I pointed that the keyword "super" is used differently in Ruby than in Java. In Java we say things like "super.to_s" to refer to the superclass version of the to_s method. In Ruby, "super" refers to the superclass version of whatever method you are overriding. So if you are overriding "to_s", then "super" refers to the superclass version of the method. For example, we added this method to the Point class to have the to_s method add an exclamation point:

          def to_s
            super + "!"
          end
I then discussed the idea of writing an iterator for a binary tree class. How would we implement a binary tree inorder iterator for a Java binary tree? There were several suggestions. One idea was to do the complete traversal in advance and store the result in some kind of data structure like an ArrayList and then we could iterate over the ArrayList. Another suggestion was to keep a stack and to simulate the call stack ourselves. That could work as well, although that is also rather tricky.

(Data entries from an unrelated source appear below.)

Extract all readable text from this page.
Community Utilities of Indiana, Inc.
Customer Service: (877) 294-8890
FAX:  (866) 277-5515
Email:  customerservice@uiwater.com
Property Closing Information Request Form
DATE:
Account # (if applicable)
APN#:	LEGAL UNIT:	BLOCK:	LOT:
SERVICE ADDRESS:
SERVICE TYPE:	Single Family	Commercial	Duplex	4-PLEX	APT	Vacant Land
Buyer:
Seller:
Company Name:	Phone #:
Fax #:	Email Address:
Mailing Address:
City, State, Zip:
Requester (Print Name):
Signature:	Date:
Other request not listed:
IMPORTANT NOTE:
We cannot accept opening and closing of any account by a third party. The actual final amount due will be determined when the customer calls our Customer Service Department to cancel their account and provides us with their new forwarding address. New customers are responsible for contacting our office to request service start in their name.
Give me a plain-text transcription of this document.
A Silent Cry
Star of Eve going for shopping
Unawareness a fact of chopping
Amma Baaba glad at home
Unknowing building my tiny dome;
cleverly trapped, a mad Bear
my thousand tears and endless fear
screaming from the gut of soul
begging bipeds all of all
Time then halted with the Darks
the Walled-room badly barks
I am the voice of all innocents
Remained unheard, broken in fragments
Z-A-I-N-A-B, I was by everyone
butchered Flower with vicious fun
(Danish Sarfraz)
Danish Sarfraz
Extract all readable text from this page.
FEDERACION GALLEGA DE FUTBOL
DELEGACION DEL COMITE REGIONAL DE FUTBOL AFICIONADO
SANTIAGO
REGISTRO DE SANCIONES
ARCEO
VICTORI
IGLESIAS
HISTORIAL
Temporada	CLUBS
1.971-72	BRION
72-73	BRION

What Java does is to keep track of parent links in the tree and then you move around in the tree from node to node. That works, but it requires keeping extra parent links and the code to move from node to node is a bit tricky. Here is a bit of source code from TreeMap.java that has the code that moves from one node to the next using an inorder traversal:

        private Entry<K,V> successor(Entry<K,V> t) {
            if (t == null)
                return null;
            else if (t.right != null) {
                Entry<K,V> p = t.right;
                while (p.left != null)
                    p = p.left;
                return p;
            } else {
                Entry<K,V> p = t.parent;
                Entry<K,V> ch = t;
                while (p != null && ch == p.right) {
                    ch = p;
                    p = p.parent;
                }
                return p;
            }
        }
All of these solutions work, but none of them is simple and efficient. Ruby gives us a solution that is simple and efficient. At that point we ran out of time, so I said that we'd complete it in the next lecture.